Muller, who has attended Harvest for five years and developed a friendship with MacDonald, wrote in a Daily Herald op-ed that he’d seen the best the church had to offer: MacDonald’s punchy sermons renewed Muller’s faith, brought his family back into Christian community, and taught him the truth of the gospel.
However, he ultimately agreed with the wave of backlash his pastor-friend now faced, condemning how MacDonald’s drama had overshadowed Harvest and threatening a class-action lawsuit yesterday if MacDonald remained its pastor for another week.
“Pray for those of us who donate 10 percent of our income and would like to know where the money really goes. Pray for those outside the faith who will never come to salvation because of how this appears to them,” Muller wrote in his op-ed. “For a great many, it’s time for the cult of personality of James MacDonald at Harvest chapter to close and the actual Bible to be opened again.”
Today on his edgy radio show, Muller said while he felt MacDonald’s firing had to happen, he also had “wanted nothing to do with any of it” and now “my part is done.”
“I feel like God was using me in this,” he said. “I hope it doesn’t chase people away from their spiritual quest—away from God.”
“I take no joy in this announcement,” said Muller. “But I hope the healing can begin, and I hope the abuse will stop.”
Roys also lamented the fallout of today’s news.
“Lastly, we need to comfort hurting today,” she wrote. “I know many people who attend Harvest or who have been impacted by MacDonald’s preaching are crushed today.

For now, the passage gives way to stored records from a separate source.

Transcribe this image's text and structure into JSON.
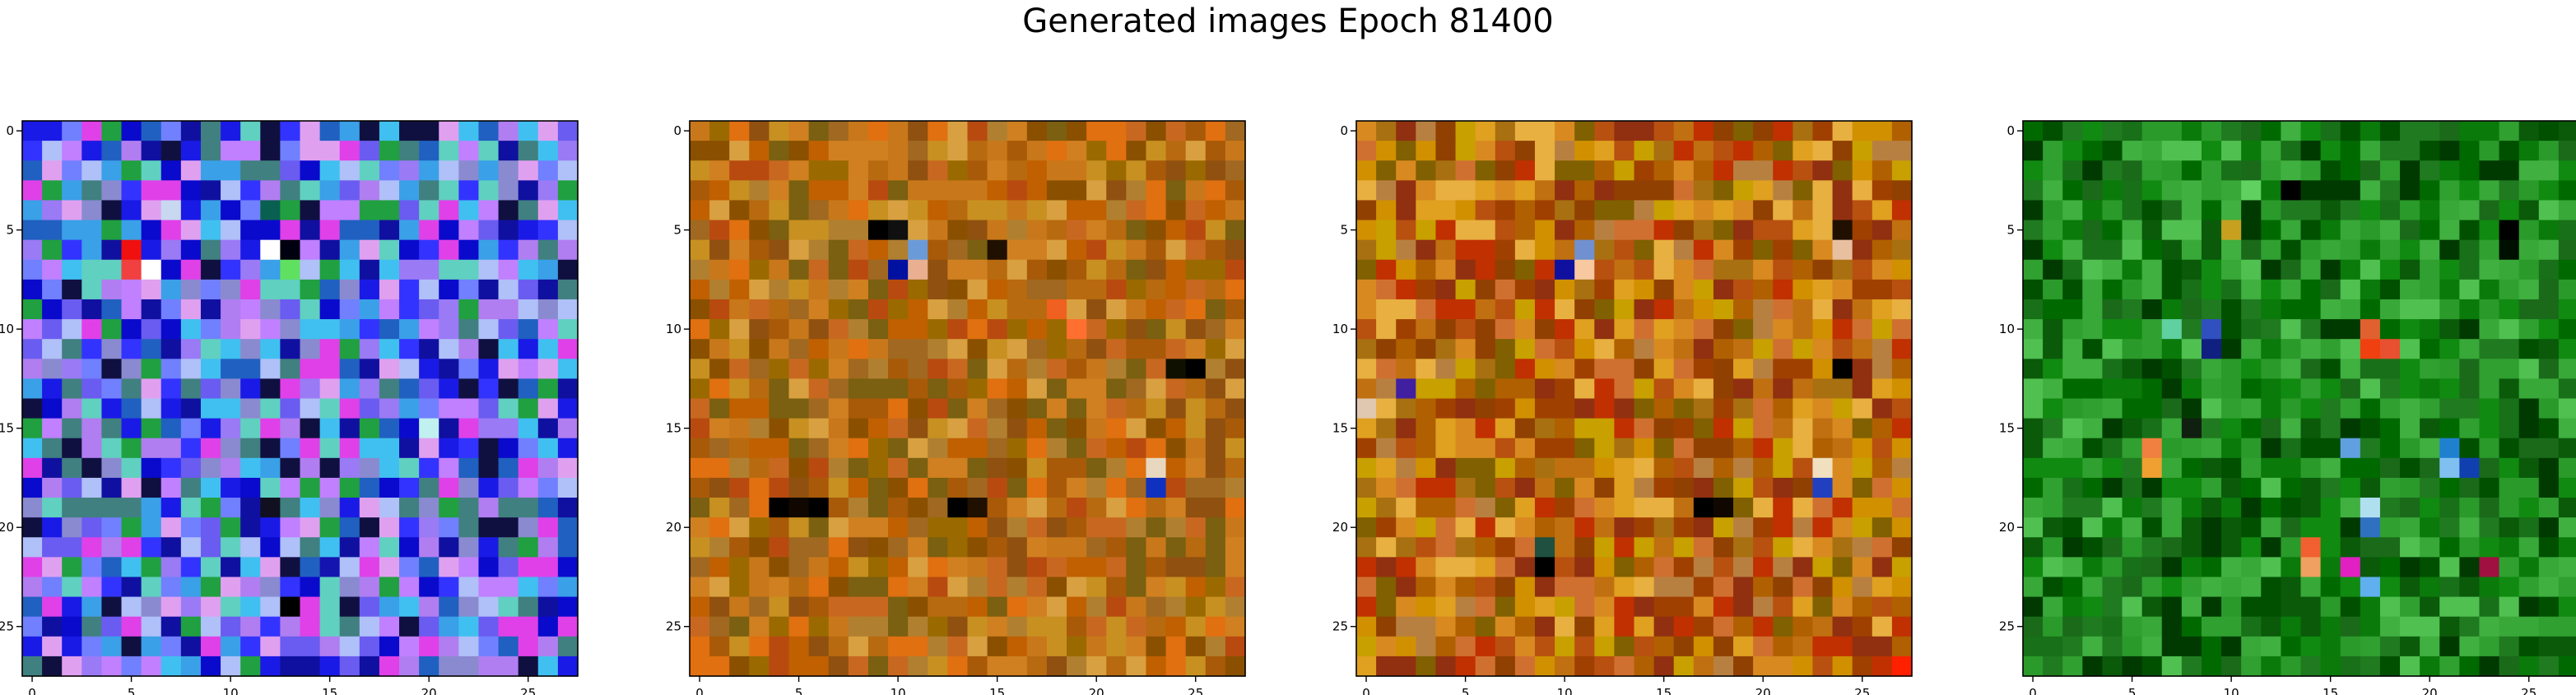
{
  "title": "Generated images Epoch 81400",
  "chart_data": {
    "type": "heatmap",
    "grid_size": [
      28,
      28
    ],
    "x_ticks": [
      "0",
      "5",
      "10",
      "15",
      "20",
      "25"
    ],
    "y_ticks": [
      "0",
      "5",
      "10",
      "15",
      "20",
      "25"
    ],
    "xlim": [
      -0.5,
      27.5
    ],
    "ylim": [
      27.5,
      -0.5
    ],
    "grid": false,
    "panels": [
      {
        "palette": [
          "#1a1ae6",
          "#3333ff",
          "#0a0acc",
          "#6a5cf0",
          "#9a7af5",
          "#b07ef0",
          "#c080ff",
          "#3aa0e8",
          "#40c0f0",
          "#2060c0",
          "#7080ff",
          "#1010a0",
          "#e040e8",
          "#e0a0f0",
          "#60d0c0",
          "#408080",
          "#8a8ad0",
          "#b0c0f8",
          "#20a040",
          "#101040"
        ],
        "accents": [
          {
            "r": 6,
            "c": 5,
            "color": "#f01010"
          },
          {
            "r": 7,
            "c": 6,
            "color": "#ffffff"
          },
          {
            "r": 7,
            "c": 5,
            "color": "#f04040"
          },
          {
            "r": 4,
            "c": 7,
            "color": "#c8d8f0"
          },
          {
            "r": 6,
            "c": 12,
            "color": "#ffffff"
          },
          {
            "r": 6,
            "c": 13,
            "color": "#000010"
          },
          {
            "r": 7,
            "c": 13,
            "color": "#60e060"
          },
          {
            "r": 19,
            "c": 12,
            "color": "#101020"
          },
          {
            "r": 24,
            "c": 13,
            "color": "#000000"
          },
          {
            "r": 15,
            "c": 20,
            "color": "#c0f0f0"
          },
          {
            "r": 4,
            "c": 12,
            "color": "#0a6050"
          },
          {
            "r": 22,
            "c": 15,
            "color": "#1414b0"
          }
        ]
      },
      {
        "palette": [
          "#b86a10",
          "#c8781a",
          "#a85a08",
          "#d08020",
          "#9a6a00",
          "#8a5000",
          "#c06000",
          "#b08030",
          "#d8a040",
          "#a06820",
          "#c89020",
          "#e07010",
          "#905010",
          "#b84a10",
          "#7a6010",
          "#c86820"
        ],
        "accents": [
          {
            "r": 5,
            "c": 9,
            "color": "#000000"
          },
          {
            "r": 5,
            "c": 10,
            "color": "#101010"
          },
          {
            "r": 6,
            "c": 11,
            "color": "#6a9ad8"
          },
          {
            "r": 7,
            "c": 11,
            "color": "#e8b090"
          },
          {
            "r": 7,
            "c": 10,
            "color": "#0010a0"
          },
          {
            "r": 6,
            "c": 15,
            "color": "#201000"
          },
          {
            "r": 19,
            "c": 4,
            "color": "#000000"
          },
          {
            "r": 19,
            "c": 5,
            "color": "#100800"
          },
          {
            "r": 19,
            "c": 6,
            "color": "#000000"
          },
          {
            "r": 19,
            "c": 13,
            "color": "#000000"
          },
          {
            "r": 19,
            "c": 14,
            "color": "#201000"
          },
          {
            "r": 18,
            "c": 23,
            "color": "#1030c0"
          },
          {
            "r": 17,
            "c": 23,
            "color": "#e8d8c0"
          },
          {
            "r": 12,
            "c": 24,
            "color": "#101000"
          },
          {
            "r": 12,
            "c": 25,
            "color": "#000000"
          },
          {
            "r": 10,
            "c": 19,
            "color": "#ff7030"
          },
          {
            "r": 9,
            "c": 18,
            "color": "#f06020"
          }
        ]
      },
      {
        "palette": [
          "#c07010",
          "#b06000",
          "#d88a20",
          "#a04000",
          "#e0a020",
          "#c8a000",
          "#904000",
          "#b85010",
          "#d07030",
          "#a87010",
          "#e8b040",
          "#c03000",
          "#806000",
          "#d09000",
          "#b88040",
          "#903010"
        ],
        "accents": [
          {
            "r": 6,
            "c": 11,
            "color": "#7090d0"
          },
          {
            "r": 7,
            "c": 11,
            "color": "#f8c8a0"
          },
          {
            "r": 7,
            "c": 10,
            "color": "#1010a0"
          },
          {
            "r": 6,
            "c": 24,
            "color": "#e8c0a0"
          },
          {
            "r": 5,
            "c": 24,
            "color": "#201000"
          },
          {
            "r": 13,
            "c": 2,
            "color": "#4020a0"
          },
          {
            "r": 14,
            "c": 0,
            "color": "#e0c8b0"
          },
          {
            "r": 21,
            "c": 9,
            "color": "#205040"
          },
          {
            "r": 22,
            "c": 9,
            "color": "#000000"
          },
          {
            "r": 19,
            "c": 17,
            "color": "#000000"
          },
          {
            "r": 19,
            "c": 18,
            "color": "#100800"
          },
          {
            "r": 18,
            "c": 23,
            "color": "#2040c0"
          },
          {
            "r": 17,
            "c": 23,
            "color": "#f0e0c0"
          },
          {
            "r": 12,
            "c": 24,
            "color": "#000000"
          },
          {
            "r": 27,
            "c": 27,
            "color": "#ff2000"
          }
        ]
      },
      {
        "palette": [
          "#108a10",
          "#0a7a0a",
          "#207a20",
          "#006a00",
          "#30a030",
          "#40b040",
          "#187018",
          "#0a5a0a",
          "#2a9a2a",
          "#50c050",
          "#003a00",
          "#1a6a1a",
          "#005000",
          "#38a838"
        ],
        "accents": [
          {
            "r": 3,
            "c": 11,
            "color": "#60d060"
          },
          {
            "r": 3,
            "c": 13,
            "color": "#000000"
          },
          {
            "r": 5,
            "c": 10,
            "color": "#c8a020"
          },
          {
            "r": 10,
            "c": 7,
            "color": "#60d0a0"
          },
          {
            "r": 10,
            "c": 9,
            "color": "#3050c0"
          },
          {
            "r": 11,
            "c": 9,
            "color": "#102080"
          },
          {
            "r": 10,
            "c": 17,
            "color": "#e06030"
          },
          {
            "r": 11,
            "c": 17,
            "color": "#f04010"
          },
          {
            "r": 11,
            "c": 18,
            "color": "#e85030"
          },
          {
            "r": 16,
            "c": 6,
            "color": "#f08040"
          },
          {
            "r": 17,
            "c": 6,
            "color": "#f0a030"
          },
          {
            "r": 15,
            "c": 8,
            "color": "#102010"
          },
          {
            "r": 16,
            "c": 16,
            "color": "#60a0e0"
          },
          {
            "r": 16,
            "c": 21,
            "color": "#2080d0"
          },
          {
            "r": 17,
            "c": 21,
            "color": "#80c0f0"
          },
          {
            "r": 17,
            "c": 22,
            "color": "#1040b0"
          },
          {
            "r": 19,
            "c": 17,
            "color": "#b0e0f0"
          },
          {
            "r": 20,
            "c": 17,
            "color": "#3070c0"
          },
          {
            "r": 21,
            "c": 14,
            "color": "#f06030"
          },
          {
            "r": 22,
            "c": 14,
            "color": "#f0a060"
          },
          {
            "r": 22,
            "c": 16,
            "color": "#e020c0"
          },
          {
            "r": 23,
            "c": 17,
            "color": "#60b0f0"
          },
          {
            "r": 22,
            "c": 23,
            "color": "#a01040"
          },
          {
            "r": 5,
            "c": 24,
            "color": "#000000"
          },
          {
            "r": 6,
            "c": 24,
            "color": "#001000"
          }
        ]
      }
    ]
  }
}
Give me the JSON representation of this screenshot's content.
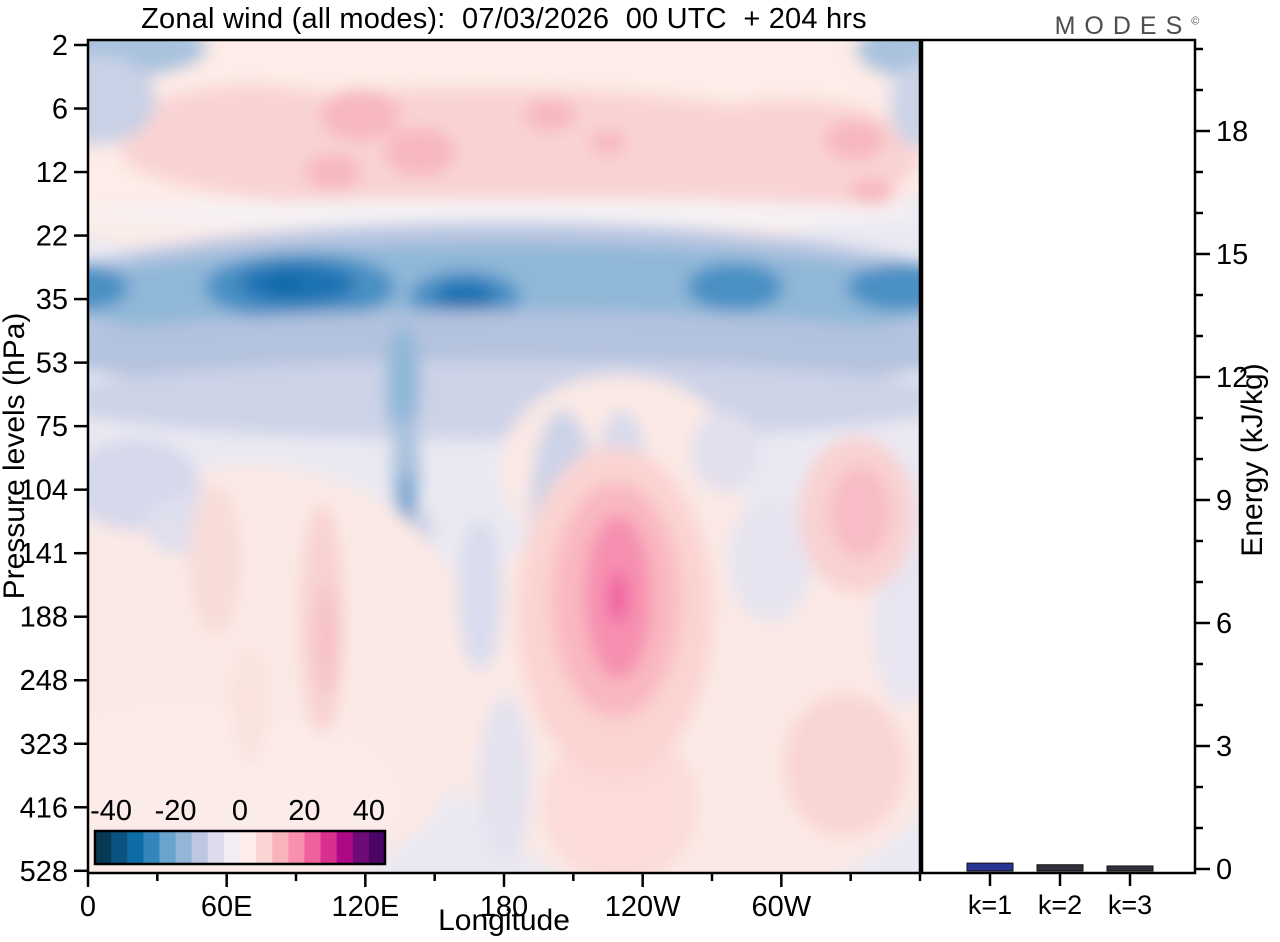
{
  "title": "Zonal wind (all modes):  07/03/2026  00 UTC  + 204 hrs",
  "logo": {
    "text": "MODES",
    "superscript": "©"
  },
  "chart_data": [
    {
      "type": "heatmap",
      "title": "Zonal wind (all modes): 07/03/2026 00 UTC + 204 hrs",
      "xlabel": "Longitude",
      "ylabel": "Pressure levels (hPa)",
      "x_tick_labels": [
        "0",
        "60E",
        "120E",
        "180",
        "120W",
        "60W"
      ],
      "x_tick_degrees": [
        0,
        60,
        120,
        180,
        240,
        300
      ],
      "x_minor_degrees": [
        30,
        90,
        150,
        210,
        270,
        330,
        360
      ],
      "x_range_deg": [
        0,
        360
      ],
      "y_tick_pressures_hPa": [
        "2",
        "6",
        "12",
        "22",
        "35",
        "53",
        "75",
        "104",
        "141",
        "188",
        "248",
        "323",
        "416",
        "528"
      ],
      "colorbar": {
        "tick_labels": [
          "-40",
          "-20",
          "0",
          "20",
          "40"
        ],
        "tick_values": [
          -40,
          -20,
          0,
          20,
          40
        ],
        "level_min": -45,
        "level_max": 45,
        "level_step": 5,
        "colors": [
          "#073a52",
          "#0b5380",
          "#0d6ba6",
          "#3585bd",
          "#69a4cd",
          "#93b5d7",
          "#bec7e2",
          "#dcdcec",
          "#f2edf4",
          "#fdece7",
          "#fbd5d3",
          "#f9b4bb",
          "#f78fad",
          "#f0609d",
          "#d8308f",
          "#ae0886",
          "#6e0b78",
          "#4a0566"
        ]
      },
      "features": [
        "Pink band +5 to +15 across all longitudes between 2 and 12 hPa, strongest pockets (+15) near 120E-150E and 170W",
        "Strong blue band -10 to -30 across all longitudes between 22 and 53 hPa, darkest cores (about -30) near 85E and 150E",
        "Weak blue streak descending near 135E from 53 to 141 hPa",
        "Pink maximum +15 to +25 centered near 130W between 141 and 248 hPa",
        "Pink patch +10 to +15 near 30W around 104-141 hPa and +5 to +10 near 35W around 248-416 hPa",
        "Background mostly near zero (pale lavender / pale pink) elsewhere"
      ]
    },
    {
      "type": "bar",
      "categories": [
        "k=1",
        "k=2",
        "k=3"
      ],
      "values": [
        0.12,
        0.08,
        0.05
      ],
      "bar_colors": [
        "#283593",
        "#30303a",
        "#30303a"
      ],
      "ylabel": "Energy (kJ/kg)",
      "ylim": [
        0,
        20.2
      ],
      "y_major_ticks": [
        0,
        3,
        6,
        9,
        12,
        15,
        18
      ],
      "y_minor_step": 1,
      "legend": "none",
      "grid": "off"
    }
  ]
}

As one person whom MacDonald led to the Lord remarked to me, ‘It’s like finding out your wife is a serial killer.’ The disillusionment, betrayal, and loss can be excruciating. This is a very vulnerable time for a lot of people and I am sure God weeps for every single wounded soul.”
Harvest numbers 13,000 attendees across seven locations, and the church began affiliating with the Southern Baptist Convention in 2015. In addition to leading Harvest, MacDonald acquired a massive evangelical following through his books, Bible studies, and Walk in the Word radio program, with more than a million fans on Facebook.
In announcing MacDonald’s termination, Harvest elders stated they are “committed to fulfilling our fiduciary duty as the leadership of this congregation, knowing that at times the outcome may be misunderstood or emotionally painful. … We sincerely thank you for your prayers, your support, and your patience as we work together to restore a trust in leadership, a humility to surrender to biblical authority, and a firm resolve to move forward as a church family.”